Island in South Australia

Sibsey Island is an island in the Australian state of South Australia located in Spencer Gulf within the Sir Joseph Banks Group. It was discovered on 21 February 1802 by Matthew Flinders. Currently, the island is uninhabited.

==Geography==

Sibsey Island is the westernmost member of the Sir Joseph Banks group. There are two anchorages on the island, one on the western side of the island, and another on the east. The nearest island within the Sir Joseph Banks Group is English Island, which lies to the north-east. There is a navigational aid located on 2m high pile on the island's highest point, i.e. 26m above sea level. Dangerous Reef, a nearby reef, makes approaching the island in large craft hazardous.

==Wildlife==
Australian sea lions from nearby English Island are often seen on the rocks near to Sibsey.
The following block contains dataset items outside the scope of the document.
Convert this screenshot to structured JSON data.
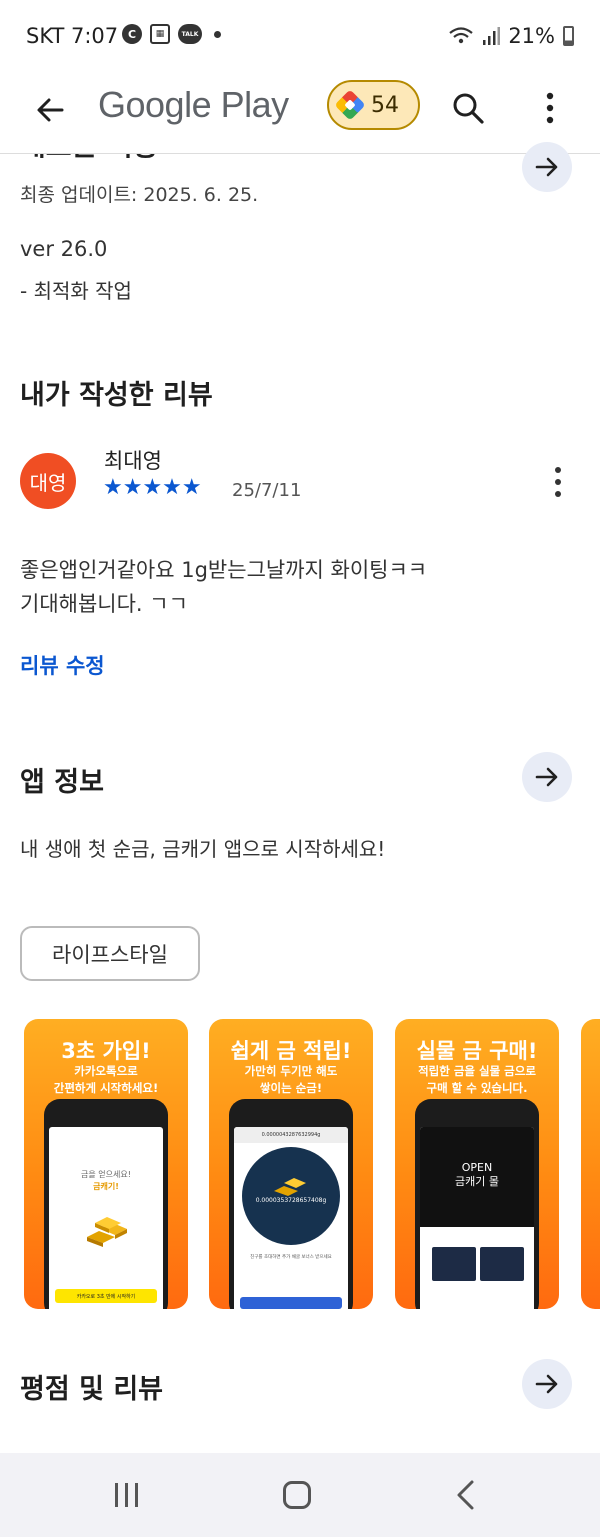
{
  "status_bar": {
    "carrier": "SKT",
    "time": "7:07",
    "icons": [
      "c-icon",
      "calendar-icon",
      "talk-icon",
      "dot-icon"
    ],
    "talk_label": "TALK",
    "battery": "21%"
  },
  "app_bar": {
    "title": "Google Play",
    "points": "54"
  },
  "update_section": {
    "title_peek": "새로운 기능",
    "last_updated": "최종 업데이트: 2025. 6. 25.",
    "version": "ver 26.0",
    "notes": "- 최적화 작업"
  },
  "my_review": {
    "heading": "내가 작성한 리뷰",
    "avatar_text": "대영",
    "avatar_color": "#f04e23",
    "reviewer": "최대영",
    "stars": "★★★★★",
    "rating": 5,
    "date": "25/7/11",
    "text_line1": "좋은앱인거같아요 1g받는그날까지 화이팅ㅋㅋ",
    "text_line2": "기대해봅니다. ㄱㄱ",
    "edit_label": "리뷰 수정"
  },
  "app_info": {
    "heading": "앱 정보",
    "description": "내 생애 첫 순금, 금캐기 앱으로 시작하세요!",
    "category_chip": "라이프스타일"
  },
  "screenshots": [
    {
      "title": "3초 가입!",
      "sub1": "카카오톡으로",
      "sub2": "간편하게 시작하세요!",
      "screen_line1": "금을 얻으세요!",
      "screen_line2": "금캐기!",
      "button": "카카오로 3초 만에 시작하기"
    },
    {
      "title": "쉽게 금 적립!",
      "sub1": "가만히 두기만 해도",
      "sub2": "쌓이는 순금!",
      "top_value": "0.0000043287632994g",
      "amount": "0.0000353728657408g",
      "footer": "친구를 초대하면 추가 채굴 보너스 받으세요"
    },
    {
      "title": "실물 금 구매!",
      "sub1": "적립한 금을 실물 금으로",
      "sub2": "구매 할 수 있습니다.",
      "open_line1": "OPEN",
      "open_line2": "금캐기 몰"
    }
  ],
  "ratings": {
    "heading": "평점 및 리뷰"
  },
  "colors": {
    "accent_blue": "#0b57d0",
    "arrow_bg": "#e8ecf6",
    "points_bg": "#fde8b8"
  }
}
Seabirds nest on the island, but there are no other large animals present. Marine predators often hunt in the channel between Sibsey and English Islands. The island is part of the Sir Joseph Banks Islands Important Bird Area, identified as such by BirdLife International because of its importance as a breeding site for seabirds and for Cape Barren geese. Guano was collected from the island in the early 20th century. One party to the island c. 1916 left two members on the island for twelve days, during which time they survived by eating little penguins and their eggs. In 2004, "few" little penguins were present on Sibsey Island. As of 2011, the colony's status is unknown.

==Economy==

The island has no native economy, being uninhabited. However, the waters surrounding it are used extensively by recreational fishermen. The nearby Dangerous Reef is also a popular tourism spot, with scuba diving operators taking advantage of the natural formations and fish stocks. It is a significant bird, sea lion and great white shark breeding area. The area is also covered under the Lower Eyre Peninsula Aquaculture Policy.

==Protected area status==
Sibsey Island first obtained protected area status as a fauna conservation reserve declared under the Crown Lands Act 1929-1966 on 16 March 1967.